Introduction

Underneath many applications in real life like robotics, crytography, error correcting codes etc are certain basic computational tasks like gcd computation, factoring etc. This course is a study on such computational problems and the algorithms for them. We build on the necessary background from algebra and use it to give rigorous analysis of the performance of these algorithms.

Contents

The following topics will be covered in this course

  1. Basic algorithms for arithmetic, addition, multiplication and modular arithmetic. (4 lectures)

  2. Euclid's algorithm, Chinese Remainder theorem and applications to problems like determinant computation, Gaussian elimination. (6 lectures)

  3. Fields, Finite fields, Field of rationals, Polynomial factorisation over finite fields (6 lectures)

  4. Hensel lifting and application to bivariate factoring (4 lectures)

  5. Shortest vector problem and LLL algorithm. Application to factorisation of polynomial over rationals. (5 lectures)

  6. Applications of polynomial factorisation. (5 lectures)

  7. Multivariate system of polynomial equation and Grobner basis (7 lectures)

  8. Algorithms from number theory and cryptography (5 lectures).

Pre-requisites

None. The course will start from the very basics.

Learning Outcomes

  1. To state and analysis algorithms for tasks like arithmetic, factorisation.

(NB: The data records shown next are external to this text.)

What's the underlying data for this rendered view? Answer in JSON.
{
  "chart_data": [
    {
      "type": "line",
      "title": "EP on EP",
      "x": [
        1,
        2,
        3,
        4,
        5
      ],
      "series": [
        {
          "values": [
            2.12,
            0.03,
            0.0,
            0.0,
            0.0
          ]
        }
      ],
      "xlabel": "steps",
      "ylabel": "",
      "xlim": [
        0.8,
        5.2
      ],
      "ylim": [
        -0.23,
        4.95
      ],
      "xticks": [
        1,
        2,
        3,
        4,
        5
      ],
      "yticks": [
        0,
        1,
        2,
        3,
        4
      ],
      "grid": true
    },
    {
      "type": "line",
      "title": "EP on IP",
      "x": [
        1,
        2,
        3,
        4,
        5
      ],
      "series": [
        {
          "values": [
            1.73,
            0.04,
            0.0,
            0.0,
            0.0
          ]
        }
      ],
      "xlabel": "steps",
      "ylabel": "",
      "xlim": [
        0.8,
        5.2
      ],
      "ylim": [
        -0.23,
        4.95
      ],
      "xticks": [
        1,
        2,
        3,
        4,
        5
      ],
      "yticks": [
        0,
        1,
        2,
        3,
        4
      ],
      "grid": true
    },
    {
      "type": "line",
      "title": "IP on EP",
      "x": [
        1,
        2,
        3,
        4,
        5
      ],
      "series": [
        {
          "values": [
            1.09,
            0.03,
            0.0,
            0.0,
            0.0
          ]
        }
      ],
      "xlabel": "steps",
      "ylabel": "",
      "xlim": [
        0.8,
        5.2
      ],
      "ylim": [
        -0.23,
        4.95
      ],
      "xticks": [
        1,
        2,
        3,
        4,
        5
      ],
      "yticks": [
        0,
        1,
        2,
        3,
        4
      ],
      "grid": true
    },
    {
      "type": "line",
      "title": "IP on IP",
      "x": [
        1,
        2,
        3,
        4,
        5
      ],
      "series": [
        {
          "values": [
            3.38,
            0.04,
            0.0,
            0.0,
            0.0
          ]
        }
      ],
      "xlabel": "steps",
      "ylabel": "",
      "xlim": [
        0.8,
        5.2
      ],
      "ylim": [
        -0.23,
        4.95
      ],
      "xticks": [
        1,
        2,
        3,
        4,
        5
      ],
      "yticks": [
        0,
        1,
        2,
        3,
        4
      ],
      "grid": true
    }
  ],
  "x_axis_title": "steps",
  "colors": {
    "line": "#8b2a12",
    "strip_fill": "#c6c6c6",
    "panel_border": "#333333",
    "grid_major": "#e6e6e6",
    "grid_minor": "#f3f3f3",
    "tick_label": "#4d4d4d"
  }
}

  2. To apply the algorithms learned to tasks in cryptography, number theory etc.

Textbooks

  1. Modern Computer Algebra. Joachim von zur Gathen and Jurgen Gerhard. Cambridge University press, 2013. ISBN: 978-0521826464

References

  1. Algorithmic Algebra. Bhubaneswar Mishra. Springer 1993, ISBN-10: 0387940901, ISBN-13: 978-0387940908

  2. Ideal, Varities and Algorithms. David A. Cox, John Little, Donal O’Shea. Springer 2008. ISBN: 978-3-319-16721-3

  3. An Introduction to Grobner Bases. Philippe Loustaunau, William W. Adams. American Mathematical Society, 1994 ISBN-10: 0821838040, ISBN-13: 978-0821838044

Past Offerings

  • Offered in Jan-May, 2023 by Piyush P. Kurur

Course Metadata

Item Details
Course Title Computational Algebra and Number Theory
Course Code CS5634
Course Credits 3-0-0-3
Course Category PME
Proposing Faculty Piyush P Kurur
Approved on Senate 22 of IIT Palakkad
Course status New